Even the Liberal 9th Circuit Court of Appeals Recognizes the Right to Sell and Purchase Guns


In a surprise ruling by what is arguably the most liberal appeals court in the US, the 9th Circuit Court of Appeals ruled in favor of the rights of Americans to not only sell guns, but to buy them as well.

Teixeira v. County of Alameda  was the case before the court.

KRON reported on the background to the case.

The panel issued the ruling in a challenge by three business partners to an Alameda County law that requires gun stores in unincorporated areas to be at least 500 feet from a residential area.

The three men wanted to open a gun and firearms training store in an unincorporated part of San Leandro, but county zoning administrators found that the site was within 500 feet of a residential area.

A federal trial judge dismissed the lawsuit, saying that the county had a rational basis for enacting the law to protect public safety and preserve the character of residential zones.

The Washington Post reported the facts of the case:

Alameda County, Calif., is located on the eastern side of San Francisco Bay. The county’s 821 square miles include Oakland and Berkeley. The county presently has up to 10 gun stores. (The exact number is factually disputed.) In 2010, several entrepreneurs attempted to open a new store, “Valley Guns & Ammo,” in the town of San Leandro, south of Oakland. They believed that there was an unmet need for a store which provides personalized service; this includes gun smithing, hunter safety training and the firearms safety training which is a prerequisite for gun purchases in the state. The owners complied with the many federal and California regulations pertaining to firearms stores. The West County Board of Zoning Adjustment found that there was a “public need” for the store, that the store complied with the general zoning plan for the area and that the store would have no adverse impact on residents.

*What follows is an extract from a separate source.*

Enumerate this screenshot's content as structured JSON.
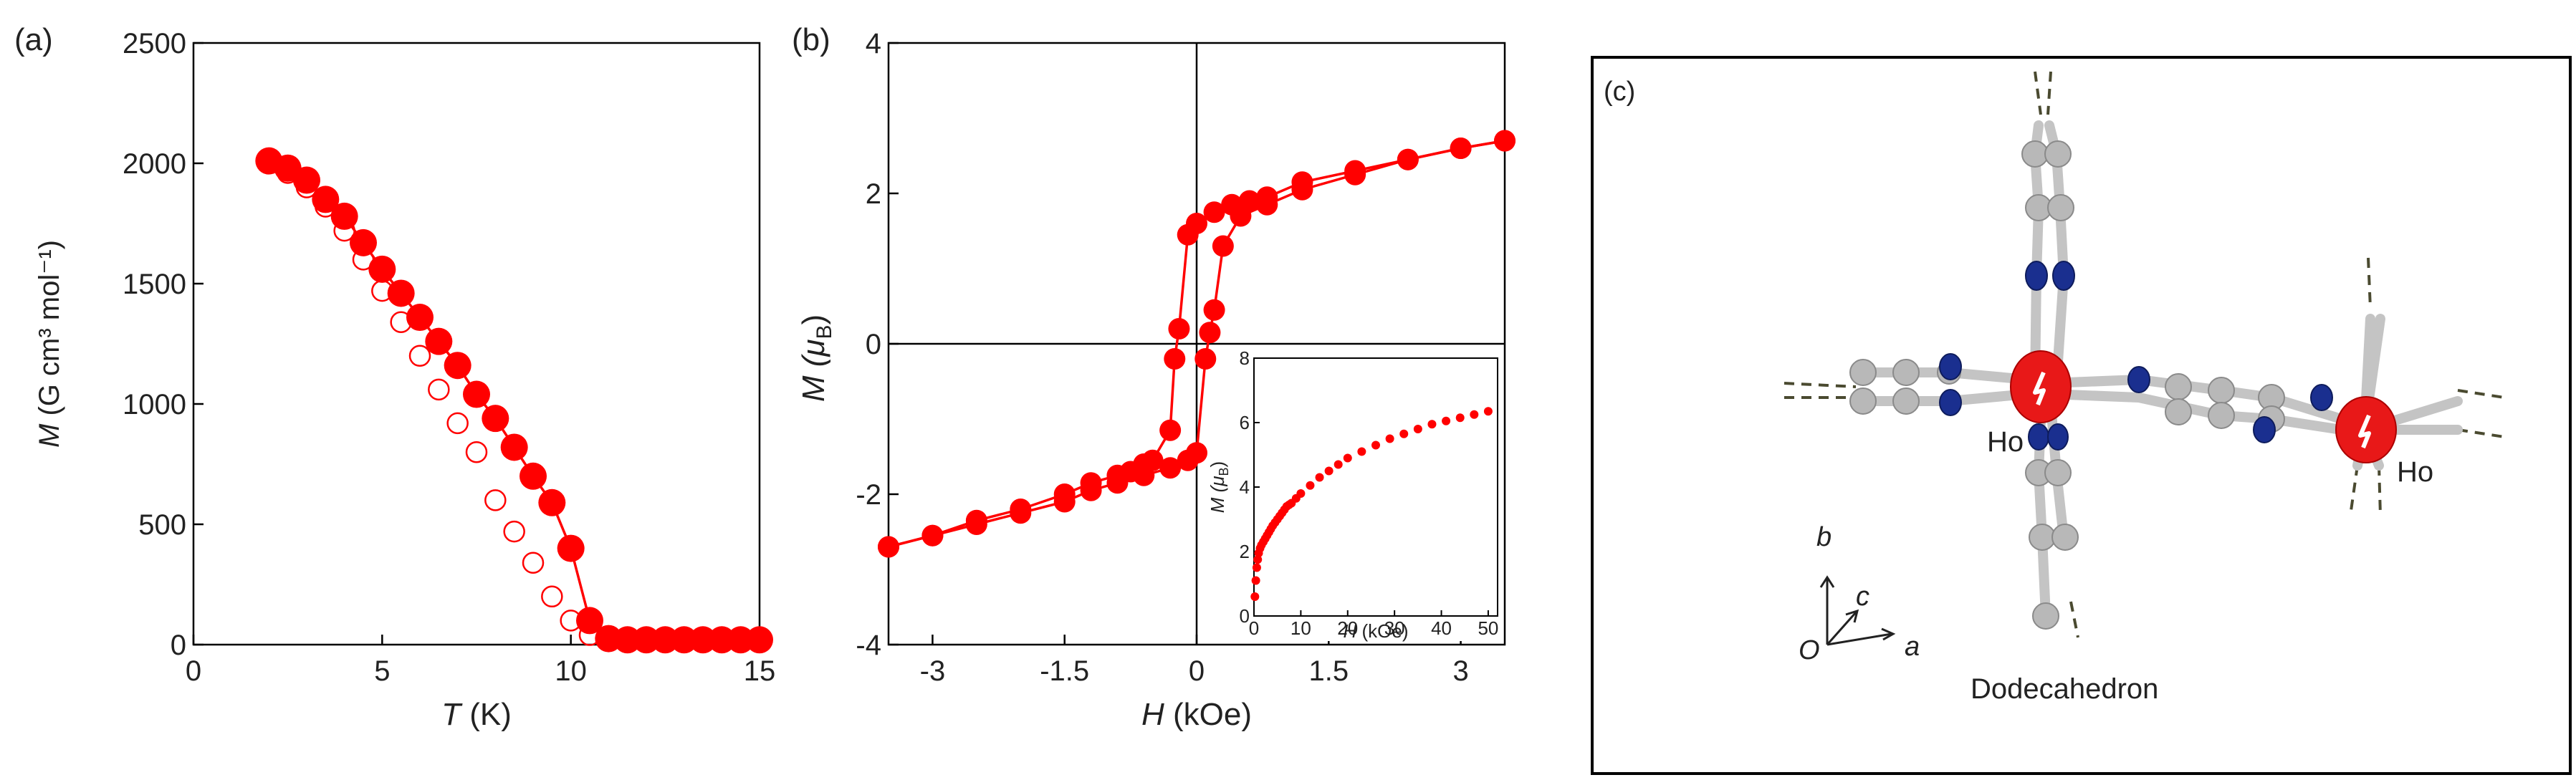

However, Alameda County has a general rule against the location of any gun stores within 500 feet of a residentially zoned area, a K-12 school, a pre-school or day care center, another firearms sales business, or any establishment where alcohol is sold or served.

The store was 446 feet from a residential area, as the crow flies. (By foot, bicycle, or automobile, the travel distance was more than 500 feet, partly because the store’s location and the residential area are separated by an interstate highway.) The Zoning Board voted to grant a variance. Then, the San Lorenzo Village Homes Association filed an appeal to the Alameda County Board of Supervisors, because some of the association’s members “are opposed to guns  and their ready availability and therefore believe that gun shops should not be located” in the community. The supervisors, perhaps sharing the association’s naked prejudice against the exercise of constitutional rights, sustained the appeal.

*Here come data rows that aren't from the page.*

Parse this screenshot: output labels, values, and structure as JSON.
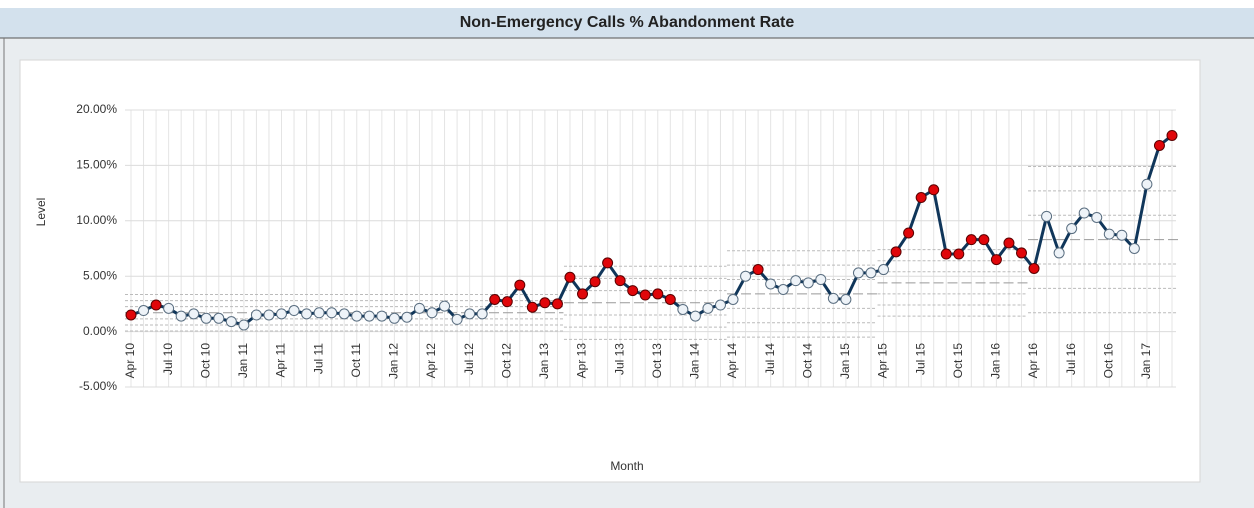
{
  "chart_data": {
    "type": "control",
    "title": "Non-Emergency Calls % Abandonment Rate",
    "x_label": "Month",
    "y_label": "Level",
    "categories": [
      "Apr 10",
      null,
      null,
      "Jul 10",
      null,
      null,
      "Oct 10",
      null,
      null,
      "Jan 11",
      null,
      null,
      "Apr 11",
      null,
      null,
      "Jul 11",
      null,
      null,
      "Oct 11",
      null,
      null,
      "Jan 12",
      null,
      null,
      "Apr 12",
      null,
      null,
      "Jul 12",
      null,
      null,
      "Oct 12",
      null,
      null,
      "Jan 13",
      null,
      null,
      "Apr 13",
      null,
      null,
      "Jul 13",
      null,
      null,
      "Oct 13",
      null,
      null,
      "Jan 14",
      null,
      null,
      "Apr 14",
      null,
      null,
      "Jul 14",
      null,
      null,
      "Oct 14",
      null,
      null,
      "Jan 15",
      null,
      null,
      "Apr 15",
      null,
      null,
      "Jul 15",
      null,
      null,
      "Oct 15",
      null,
      null,
      "Jan 16",
      null,
      null,
      "Apr 16",
      null,
      null,
      "Jul 16",
      null,
      null,
      "Oct 16",
      null,
      null,
      "Jan 17",
      null,
      null
    ],
    "values": [
      1.5,
      1.9,
      2.4,
      2.1,
      1.4,
      1.6,
      1.2,
      1.2,
      0.9,
      0.6,
      1.5,
      1.5,
      1.6,
      1.9,
      1.6,
      1.7,
      1.7,
      1.6,
      1.4,
      1.4,
      1.4,
      1.2,
      1.3,
      2.1,
      1.7,
      2.3,
      1.1,
      1.6,
      1.6,
      2.9,
      2.7,
      4.2,
      2.2,
      2.6,
      2.5,
      4.9,
      3.4,
      4.5,
      6.2,
      4.6,
      3.7,
      3.3,
      3.4,
      2.9,
      2.0,
      1.4,
      2.1,
      2.4,
      2.9,
      5.0,
      5.6,
      4.3,
      3.8,
      4.6,
      4.4,
      4.7,
      3.0,
      2.9,
      5.3,
      5.3,
      5.6,
      7.2,
      8.9,
      12.1,
      12.8,
      7.0,
      7.0,
      8.3,
      8.3,
      6.5,
      8.0,
      7.1,
      5.7,
      10.4,
      7.1,
      9.3,
      10.7,
      10.3,
      8.8,
      8.7,
      7.5,
      13.3,
      16.8,
      17.7
    ],
    "out_of_control": [
      true,
      false,
      true,
      false,
      false,
      false,
      false,
      false,
      false,
      false,
      false,
      false,
      false,
      false,
      false,
      false,
      false,
      false,
      false,
      false,
      false,
      false,
      false,
      false,
      false,
      false,
      false,
      false,
      false,
      true,
      true,
      true,
      true,
      true,
      true,
      true,
      true,
      true,
      true,
      true,
      true,
      true,
      true,
      true,
      false,
      false,
      false,
      false,
      false,
      false,
      true,
      false,
      false,
      false,
      false,
      false,
      false,
      false,
      false,
      false,
      false,
      true,
      true,
      true,
      true,
      true,
      true,
      true,
      true,
      true,
      true,
      true,
      true,
      false,
      false,
      false,
      false,
      false,
      false,
      false,
      false,
      false,
      true,
      true
    ],
    "color": "#10365a",
    "signal_color": "#e0060a",
    "normal_color": "#eef3f8",
    "phases": [
      {
        "start": 0,
        "end": 34,
        "center": 1.7,
        "limits": [
          3.35,
          2.8,
          2.25,
          1.15,
          0.6,
          0.05
        ]
      },
      {
        "start": 35,
        "end": 47,
        "center": 2.6,
        "limits": [
          5.9,
          4.8,
          3.7,
          1.5,
          0.4,
          -0.7
        ]
      },
      {
        "start": 48,
        "end": 59,
        "center": 3.4,
        "limits": [
          7.3,
          6.0,
          4.7,
          2.1,
          0.8,
          -0.5
        ]
      },
      {
        "start": 60,
        "end": 71,
        "center": 4.4,
        "limits": [
          7.4,
          6.4,
          5.4,
          3.4,
          2.4,
          1.4
        ]
      },
      {
        "start": 72,
        "end": 83,
        "center": 8.3,
        "limits": [
          14.9,
          12.7,
          10.5,
          6.1,
          3.9,
          1.7
        ]
      }
    ],
    "ylim": [
      -5,
      20
    ],
    "yticks": [
      {
        "value": -5,
        "label": "-5.00%"
      },
      {
        "value": 0,
        "label": "0.00%"
      },
      {
        "value": 5,
        "label": "5.00%"
      },
      {
        "value": 10,
        "label": "10.00%"
      },
      {
        "value": 15,
        "label": "15.00%"
      },
      {
        "value": 20,
        "label": "20.00%"
      }
    ],
    "grid": true
  }
}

Litigation ensued. The district court granted a motion to dismiss. The 9th Circuit reversed, in Teixeira v. County of Alameda. For purposes of ruling on the motion to dismiss, the 9th Circuit assumed that all facts alleged in the complaint could be proven at trial. The crucial fact alleged by plaintiffs was that the 500 foot rule had the effect of prohibiting any new gun stores in the unincorporated land of the county. (Population density in Alameda County is more than 2,000 persons per square mile, according to the 2010 census. Population density in the U.S. as a whole is 85 persons per square mile. Alameda County’s population density is greater than Taiwan (1,655) but less than Bangladesh (2,477).)

“If the Second Amendment individual right to keep and bear a handgun for self-defense is to have any meaning, it must protect an eligible individual’s right to purchase a handgun, as well as the complimentary right to sell handguns,” Judge Diarmuid F. O’Scannlain wrote. “The right to purchase and to sell firearms is part and parcel of the historically recognized right to keep and to bear arms.”

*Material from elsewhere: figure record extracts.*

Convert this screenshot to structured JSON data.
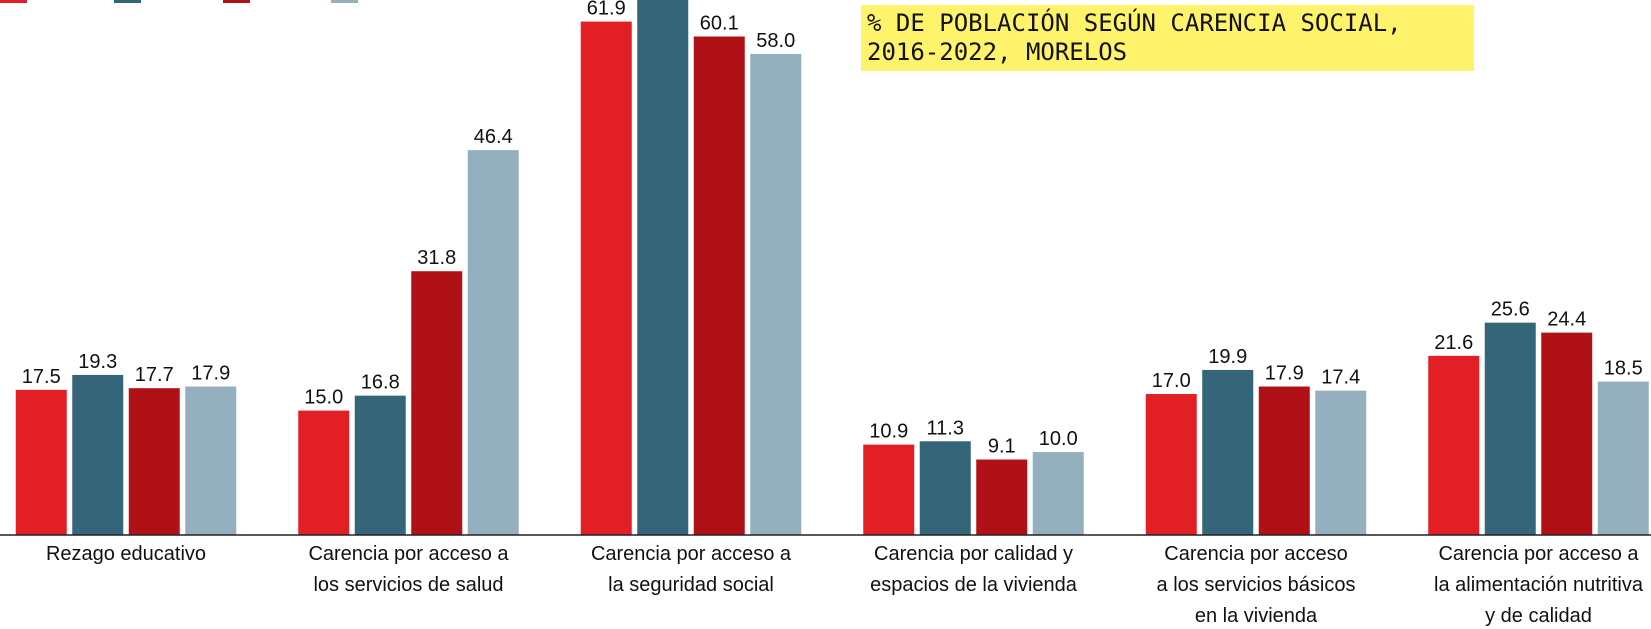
{
  "chart_data": {
    "type": "bar",
    "title": "% DE POBLACIÓN SEGÚN CARENCIA SOCIAL, 2016-2022, MORELOS",
    "categories": [
      [
        "Rezago educativo"
      ],
      [
        "Carencia por acceso a",
        "los servicios de salud"
      ],
      [
        "Carencia por acceso a",
        "la seguridad social"
      ],
      [
        "Carencia por calidad y",
        "espacios de la vivienda"
      ],
      [
        "Carencia por acceso",
        "a los servicios básicos",
        "en la vivienda"
      ],
      [
        "Carencia por acceso a",
        "la alimentación nutritiva",
        "y de calidad"
      ]
    ],
    "series": [
      {
        "color": "#e31f26",
        "values": [
          17.5,
          15,
          61.9,
          10.9,
          17,
          21.6
        ],
        "value_labels": [
          "17.5",
          "15.0",
          "61.9",
          "10.9",
          "17.0",
          "21.6"
        ]
      },
      {
        "color": "#346578",
        "values": [
          19.3,
          16.8,
          66,
          11.3,
          19.9,
          25.6
        ],
        "value_labels": [
          "19.3",
          "16.8",
          null,
          "11.3",
          "19.9",
          "25.6"
        ]
      },
      {
        "color": "#b01117",
        "values": [
          17.7,
          31.8,
          60.1,
          9.1,
          17.9,
          24.4
        ],
        "value_labels": [
          "17.7",
          "31.8",
          "60.1",
          "9.1",
          "17.9",
          "24.4"
        ]
      },
      {
        "color": "#94b0bf",
        "values": [
          17.9,
          46.4,
          58,
          10,
          17.4,
          18.5
        ],
        "value_labels": [
          "17.9",
          "46.4",
          "58.0",
          "10.0",
          "17.4",
          "18.5"
        ]
      }
    ],
    "ylim": [
      0,
      64.5
    ]
  }
}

“The right of law-abiding citizens to keep and bear arms is not a second-class right, subject to an entirely different body of rules than the other Bill of Rights guarantees…,'” O’Scannlain added.  “Just as we have a duty to treat with suspicion governmental encroachments on the right of citizens to engage in political speech or to practice their religion, we must exert equal diligence in ensuring that the right of the people to keep and to bear arms is not undermined by hostile regulatory measures.”

The Wall Street Journal reports that counsel for Alameda County Donna Ziegler has said they will repetition the 9th Circuit Court to rehear the case.

“Our intent is to continue to defend our ordinance,” said Ziegler.

While a question may be raised over the issue of an ordinance, the reality is that when it come to the purchase and sale of firearms, that is a right to be protected by the government, not infringed upon.